Les salariés et les clients d’Air France-KLM sont priés d’attendre les élections présidentielles pour connaître les changements structurels de la compagnie. La semaine dernière, la direction du groupe a dévoilé la première partie de son plan de restructuration, comprenant deux milliards d’euros d’économies, supportées pour les deux tiers par la seule compagnie Air France. La seconde partie, portant notamment sur la transformation stratégique, sociale et commerciale du groupe, ne devrait être connue qu’à partir de mai-juin 2012.
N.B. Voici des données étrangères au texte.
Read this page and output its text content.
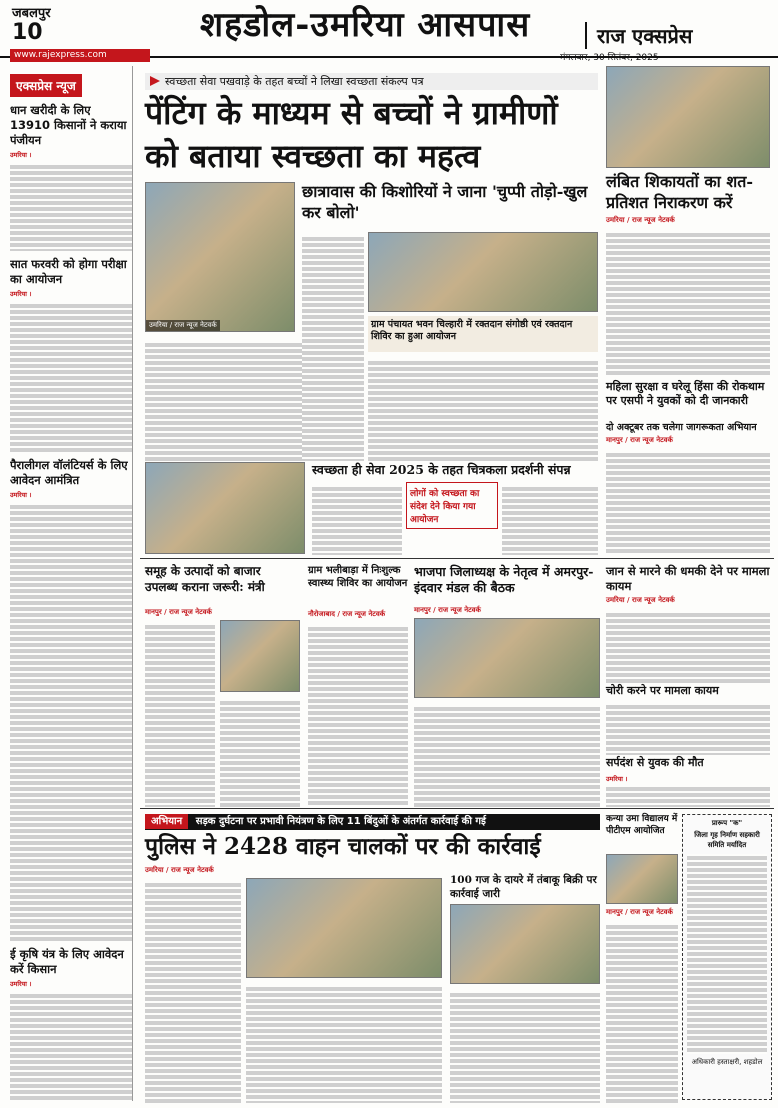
जबलपुर
10	शहडोल-उमरिया आसपास	राज एक्सप्रेस
मंगलवार, 30 सितंबर, 2025
www.rajexpress.com
एक्सप्रेस न्यूज
धान खरीदी के लिए 13910 किसानों ने कराया पंजीयन
उमरिया ।
सात फरवरी को होगा परीक्षा का आयोजन
उमरिया ।
पैरालीगल वॉलंटियर्स के लिए आवेदन आमंत्रित
उमरिया ।
ई कृषि यंत्र के लिए आवेदन करें किसान
उमरिया ।
स्वच्छता सेवा पखवाड़े के तहत बच्चों ने लिखा स्वच्छता संकल्प पत्र
पेंटिंग के माध्यम से बच्चों ने ग्रामीणों
को बताया स्वच्छता का महत्व
उमरिया / राज न्यूज नेटवर्क
छात्रावास की किशोरियों ने जाना 'चुप्पी तोड़ो-खुल कर बोलो'
ग्राम पंचायत भवन चिल्हारी में रक्तदान संगोष्ठी एवं रक्तदान शिविर का हुआ आयोजन
स्वच्छता ही सेवा 2025 के तहत चित्रकला प्रदर्शनी संपन्न
लोगों को स्वच्छता का संदेश देने किया गया आयोजन
लंबित शिकायतों का शत-प्रतिशत निराकरण करें
उमरिया / राज न्यूज नेटवर्क
महिला सुरक्षा व घरेलू हिंसा की रोकथाम पर एसपी ने युवकों को दी जानकारी
दो अक्टूबर तक चलेगा जागरूकता अभियान
मानपुर / राज न्यूज नेटवर्क
समूह के उत्पादों को बाजार उपलब्ध कराना जरूरी: मंत्री
मानपुर / राज न्यूज नेटवर्क
ग्राम भलीबाड़ा में निःशुल्क स्वास्थ्य शिविर का आयोजन
नौरोजाबाद / राज न्यूज नेटवर्क
भाजपा जिलाध्यक्ष के नेतृत्व में अमरपुर-इंदवार मंडल की बैठक
मानपुर / राज न्यूज नेटवर्क
जान से मारने की धमकी देने पर मामला कायम
उमरिया / राज न्यूज नेटवर्क
चोरी करने पर मामला कायम
सर्पदंश से युवक की मौत
उमरिया ।
अभियान सड़क दुर्घटना पर प्रभावी नियंत्रण के लिए 11 बिंदुओं के अंतर्गत कार्रवाई की गई
पुलिस ने 2428 वाहन चालकों पर की कार्रवाई
उमरिया / राज न्यूज नेटवर्क
100 गज के दायरे में तंबाकू बिक्री पर कार्रवाई जारी
कन्या उमा विद्यालय में पीटीएम आयोजित
मानपुर / राज न्यूज नेटवर्क
प्रारूप "क"
जिला गृह निर्माण सहकारी समिति मर्यादित
अधिकारी हस्ताक्षरी, शहडोल
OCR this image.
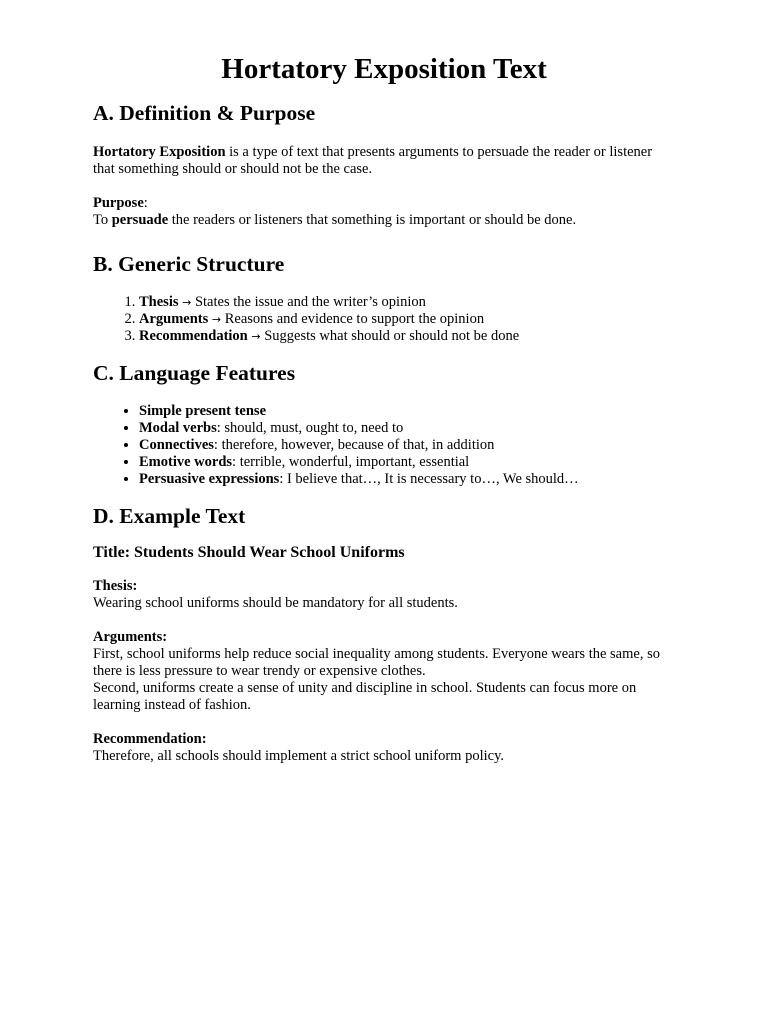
Hortatory Exposition Text
A. Definition & Purpose

Hortatory Exposition is a type of text that presents arguments to persuade the reader or listener that something should or should not be the case.

Purpose:

To persuade the readers or listeners that something is important or should be done.

B. Generic Structure
1. Thesis → States the issue and the writer’s opinion
2. Arguments → Reasons and evidence to support the opinion
3. Recommendation → Suggests what should or should not be done
C. Language Features
• Simple present tense
• Modal verbs: should, must, ought to, need to
• Connectives: therefore, however, because of that, in addition
• Emotive words: terrible, wonderful, important, essential
• Persuasive expressions: I believe that…, It is necessary to…, We should…
D. Example Text

Title: Students Should Wear School Uniforms

Thesis:

Wearing school uniforms should be mandatory for all students.

Arguments:

First, school uniforms help reduce social inequality among students. Everyone wears the same, so there is less pressure to wear trendy or expensive clothes.

Second, uniforms create a sense of unity and discipline in school. Students can focus more on learning instead of fashion.

Recommendation:

Therefore, all schools should implement a strict school uniform policy.
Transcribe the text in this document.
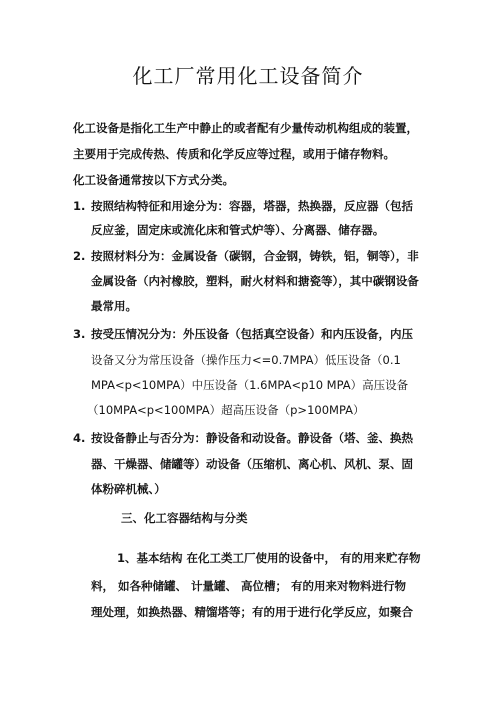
化工厂常用化工设备简介
化工设备是指化工生产中静止的或者配有少量传动机构组成的装置，
主要用于完成传热、传质和化学反应等过程，或用于储存物料。
化工设备通常按以下方式分类。
1. 按照结构特征和用途分为：容器，塔器，热换器，反应器（包括
反应釜，固定床或流化床和管式炉等）、分离器、储存器。
2. 按照材料分为：金属设备（碳钢，合金钢，铸铁，铝，铜等），非
金属设备（内衬橡胶，塑料，耐火材料和搪瓷等），其中碳钢设备
最常用。
3. 按受压情况分为：外压设备（包括真空设备）和内压设备，内压
设备又分为常压设备（操作压力<=0.7MPA）低压设备（0.1
MPA<p<10MPA）中压设备（1.6MPA<p10 MPA）高压设备
（10MPA<p<100MPA）超高压设备（p>100MPA）
4. 按设备静止与否分为：静设备和动设备。静设备（塔、釜、换热
器、干燥器、储罐等）动设备（压缩机、离心机、风机、泵、固
体粉碎机械、）
三、化工容器结构与分类
1、基本结构 在化工类工厂使用的设备中， 有的用来贮存物
料， 如各种储罐、 计量罐、 高位槽； 有的用来对物料进行物
理处理，如换热器、精馏塔等；有的用于进行化学反应，如聚合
« STRATÉGIE D’ANNONCES CRESCENDO »
Sans surprise, les premières mesures concernent des économies d’urgences évaluées à un milliard d’euros (voir encadré). Celles-ci, sans réel impact sur l’emploi pourraient toutefois affecter rapidement l’opérationnel de la compagnie. Le transporteur veut ainsi restructurer son activité court et moyen-courrier, qui a perdu 700 millions d’euros l’an dernier, et prévoit de ramener ses investissements sous la barre des 5 milliards d’euros pour les trois prochaines années, ce qui aura des répercussions sur les livraisons d’avions. Le transporteur montre ainsi que ni la refonte de son offre NEO lancée en 2010, ni même le projet Bases Provinces, ne seront suffisants à éponger la fuite de cash provoquée par l’activité court et moyen courrier. Il faudra aller donc plus loin que des reports de livraisons d’avions, des réorganisations ou des suppressions de lignes. Les syndicats s’inquiètent d’ailleurs de cette « stratégie d’annonces crescendo ». Tous craignent le prochain rendez-vous, concernant la réorganisation structurelle de l’entreprise, qui passera par une renégociation des accords d’entreprises régissant l’organisation du travail. Le pacte social, instauré par Jean-Cyril Spinetta lors de sa première mandature pourrait tanguer, de plus en plus fort, à mesure que les hausses de productivités nécessaires pour contrer les concurrents Lufthansa ou IAG (British Airways et Iberia) provoqueront des sureffectifs dans les rangs de AF-KLM. Dans ce cas, l’emploi sera menacé.